Florida Supreme Court fast-tracks request to block gerrymander

Protestors opposed to mid-decade redistricting wave signs outside of Florida’s Capitol building in Tallahassee, Fla. on Dec. 4, 2025. (AP Photo/Kate Payne)

The Florida Supreme Court has granted a voting rights coalition’s request for it to speed up a decision on whether to block the state’s new gerrymandered congressional map. 

In an order issued Friday, the Supreme Court gave the GOP lawmakers behind the map until noon Monday to respond to a request filed Thursday by a coalition of voting rights groups to block the map. 

Monday is the same day that the state’s congressional qualifying period, scheduled to run through June 12, kicks off.

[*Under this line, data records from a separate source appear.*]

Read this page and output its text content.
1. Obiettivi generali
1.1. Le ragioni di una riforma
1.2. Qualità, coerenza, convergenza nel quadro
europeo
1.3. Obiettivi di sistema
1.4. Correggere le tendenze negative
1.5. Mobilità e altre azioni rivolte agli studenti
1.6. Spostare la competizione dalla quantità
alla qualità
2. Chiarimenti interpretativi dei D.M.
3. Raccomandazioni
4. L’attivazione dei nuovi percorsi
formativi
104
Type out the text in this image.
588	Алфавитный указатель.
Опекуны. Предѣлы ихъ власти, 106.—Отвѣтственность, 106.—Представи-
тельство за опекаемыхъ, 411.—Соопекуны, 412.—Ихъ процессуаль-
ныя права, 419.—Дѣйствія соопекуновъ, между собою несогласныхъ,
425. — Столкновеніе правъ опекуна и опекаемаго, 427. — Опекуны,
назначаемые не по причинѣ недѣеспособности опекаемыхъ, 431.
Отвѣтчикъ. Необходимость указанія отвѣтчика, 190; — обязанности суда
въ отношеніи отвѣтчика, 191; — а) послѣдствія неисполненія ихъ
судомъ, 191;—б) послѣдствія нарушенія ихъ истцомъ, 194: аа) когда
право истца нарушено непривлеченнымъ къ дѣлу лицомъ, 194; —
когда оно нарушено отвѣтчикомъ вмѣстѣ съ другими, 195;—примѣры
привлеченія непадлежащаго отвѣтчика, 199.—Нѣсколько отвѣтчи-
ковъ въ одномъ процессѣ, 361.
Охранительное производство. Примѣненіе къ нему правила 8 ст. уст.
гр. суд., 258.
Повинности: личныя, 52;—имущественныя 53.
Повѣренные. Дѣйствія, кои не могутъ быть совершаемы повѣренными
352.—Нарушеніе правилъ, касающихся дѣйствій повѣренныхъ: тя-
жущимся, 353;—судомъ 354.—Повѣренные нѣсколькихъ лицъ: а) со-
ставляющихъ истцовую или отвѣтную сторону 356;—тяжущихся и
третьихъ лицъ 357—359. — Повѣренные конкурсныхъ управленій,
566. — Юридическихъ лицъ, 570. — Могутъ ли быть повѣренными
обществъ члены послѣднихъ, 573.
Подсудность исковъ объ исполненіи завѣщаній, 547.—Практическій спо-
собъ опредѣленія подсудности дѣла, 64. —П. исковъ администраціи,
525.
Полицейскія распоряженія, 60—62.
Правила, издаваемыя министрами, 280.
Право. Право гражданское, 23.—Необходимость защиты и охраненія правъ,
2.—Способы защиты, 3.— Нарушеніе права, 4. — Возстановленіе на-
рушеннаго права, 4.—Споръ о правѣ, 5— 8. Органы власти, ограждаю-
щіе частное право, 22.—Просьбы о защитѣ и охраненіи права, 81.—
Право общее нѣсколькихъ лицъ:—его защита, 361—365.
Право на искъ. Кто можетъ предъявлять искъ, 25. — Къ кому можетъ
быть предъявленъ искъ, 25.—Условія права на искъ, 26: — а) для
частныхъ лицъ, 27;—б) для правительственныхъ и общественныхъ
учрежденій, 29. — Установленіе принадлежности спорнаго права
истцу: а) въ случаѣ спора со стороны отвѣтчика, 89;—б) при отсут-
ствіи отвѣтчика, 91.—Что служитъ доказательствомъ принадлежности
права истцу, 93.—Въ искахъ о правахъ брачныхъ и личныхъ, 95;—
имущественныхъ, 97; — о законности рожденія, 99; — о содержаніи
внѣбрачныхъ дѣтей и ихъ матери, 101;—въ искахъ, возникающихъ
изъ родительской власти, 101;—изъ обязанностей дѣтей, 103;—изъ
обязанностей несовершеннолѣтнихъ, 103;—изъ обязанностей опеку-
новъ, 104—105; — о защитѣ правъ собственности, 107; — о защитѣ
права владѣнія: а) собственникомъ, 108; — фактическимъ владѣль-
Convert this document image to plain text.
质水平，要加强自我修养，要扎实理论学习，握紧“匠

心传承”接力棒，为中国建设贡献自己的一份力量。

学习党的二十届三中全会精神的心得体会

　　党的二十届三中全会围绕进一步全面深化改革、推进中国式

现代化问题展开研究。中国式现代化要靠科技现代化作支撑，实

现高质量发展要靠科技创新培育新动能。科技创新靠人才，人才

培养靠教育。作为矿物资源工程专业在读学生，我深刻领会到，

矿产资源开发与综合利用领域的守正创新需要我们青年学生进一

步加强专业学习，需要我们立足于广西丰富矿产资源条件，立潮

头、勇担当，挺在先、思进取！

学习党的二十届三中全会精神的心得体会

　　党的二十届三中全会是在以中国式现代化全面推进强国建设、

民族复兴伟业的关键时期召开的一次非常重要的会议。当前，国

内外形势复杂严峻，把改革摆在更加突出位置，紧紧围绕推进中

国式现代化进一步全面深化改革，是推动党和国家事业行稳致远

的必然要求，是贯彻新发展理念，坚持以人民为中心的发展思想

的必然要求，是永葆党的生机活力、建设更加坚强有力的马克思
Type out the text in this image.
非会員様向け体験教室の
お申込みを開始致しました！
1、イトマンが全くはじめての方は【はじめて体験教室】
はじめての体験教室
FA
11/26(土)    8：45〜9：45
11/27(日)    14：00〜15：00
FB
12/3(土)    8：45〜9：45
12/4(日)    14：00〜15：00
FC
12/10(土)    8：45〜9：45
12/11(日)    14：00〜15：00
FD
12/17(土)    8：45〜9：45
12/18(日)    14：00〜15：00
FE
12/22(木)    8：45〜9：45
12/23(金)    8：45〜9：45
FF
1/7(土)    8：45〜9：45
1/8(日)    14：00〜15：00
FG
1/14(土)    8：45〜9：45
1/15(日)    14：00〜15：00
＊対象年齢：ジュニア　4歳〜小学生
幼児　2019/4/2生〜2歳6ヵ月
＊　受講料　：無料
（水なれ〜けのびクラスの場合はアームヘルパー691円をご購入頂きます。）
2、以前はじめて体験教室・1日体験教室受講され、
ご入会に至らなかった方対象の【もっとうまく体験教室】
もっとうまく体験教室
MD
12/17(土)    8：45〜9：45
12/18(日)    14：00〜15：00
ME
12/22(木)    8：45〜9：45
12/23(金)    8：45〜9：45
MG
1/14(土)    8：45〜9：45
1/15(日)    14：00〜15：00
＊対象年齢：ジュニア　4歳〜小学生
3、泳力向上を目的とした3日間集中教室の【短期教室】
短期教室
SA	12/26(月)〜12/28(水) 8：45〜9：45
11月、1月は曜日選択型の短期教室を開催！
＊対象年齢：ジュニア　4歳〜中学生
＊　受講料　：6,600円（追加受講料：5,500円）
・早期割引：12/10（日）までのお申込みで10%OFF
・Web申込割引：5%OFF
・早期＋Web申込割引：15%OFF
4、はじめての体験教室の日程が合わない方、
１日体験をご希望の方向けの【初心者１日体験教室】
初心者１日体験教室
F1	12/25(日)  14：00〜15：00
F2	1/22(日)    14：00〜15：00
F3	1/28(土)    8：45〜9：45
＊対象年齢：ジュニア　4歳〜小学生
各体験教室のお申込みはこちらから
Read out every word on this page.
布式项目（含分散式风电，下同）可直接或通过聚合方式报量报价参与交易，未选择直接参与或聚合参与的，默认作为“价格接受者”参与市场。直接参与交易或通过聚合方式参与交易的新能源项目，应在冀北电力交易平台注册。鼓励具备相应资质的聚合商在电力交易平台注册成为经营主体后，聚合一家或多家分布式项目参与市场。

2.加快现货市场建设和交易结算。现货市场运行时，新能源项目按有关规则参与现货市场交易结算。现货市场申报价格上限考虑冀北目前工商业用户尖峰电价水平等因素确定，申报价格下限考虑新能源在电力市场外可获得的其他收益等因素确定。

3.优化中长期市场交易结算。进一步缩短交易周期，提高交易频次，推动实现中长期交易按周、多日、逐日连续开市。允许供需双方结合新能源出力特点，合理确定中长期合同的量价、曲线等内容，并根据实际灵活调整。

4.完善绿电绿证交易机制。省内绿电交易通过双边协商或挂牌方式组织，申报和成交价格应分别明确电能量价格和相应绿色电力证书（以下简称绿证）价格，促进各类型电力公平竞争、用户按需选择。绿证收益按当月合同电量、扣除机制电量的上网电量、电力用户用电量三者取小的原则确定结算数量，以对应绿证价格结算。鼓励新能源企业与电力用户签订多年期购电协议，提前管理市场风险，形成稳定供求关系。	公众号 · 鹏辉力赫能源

The map, drawn by state Republicans as part of the GOP’s war on majority-Black and Democratic congressional districts, could net Republicans four extra seats in Congress. 

The plaintiffs argue the map violates a state constitutional ban on partisan gerrymandering. They want the state to have to use the map that’s been in place for the last two elections, which was created by a court in 2022.

Lower courts denied the coalition’s attempt to speed up the case, setting out a slower appeals process that wouldn’t have required GOP lawmakers to respond until weeks after the congressional qualifying period had already ended. 

The emergency writ that the Supreme Court granted Friday preserves the court’s power to rule on the case before it’s too late to stop the GOP gerrymander.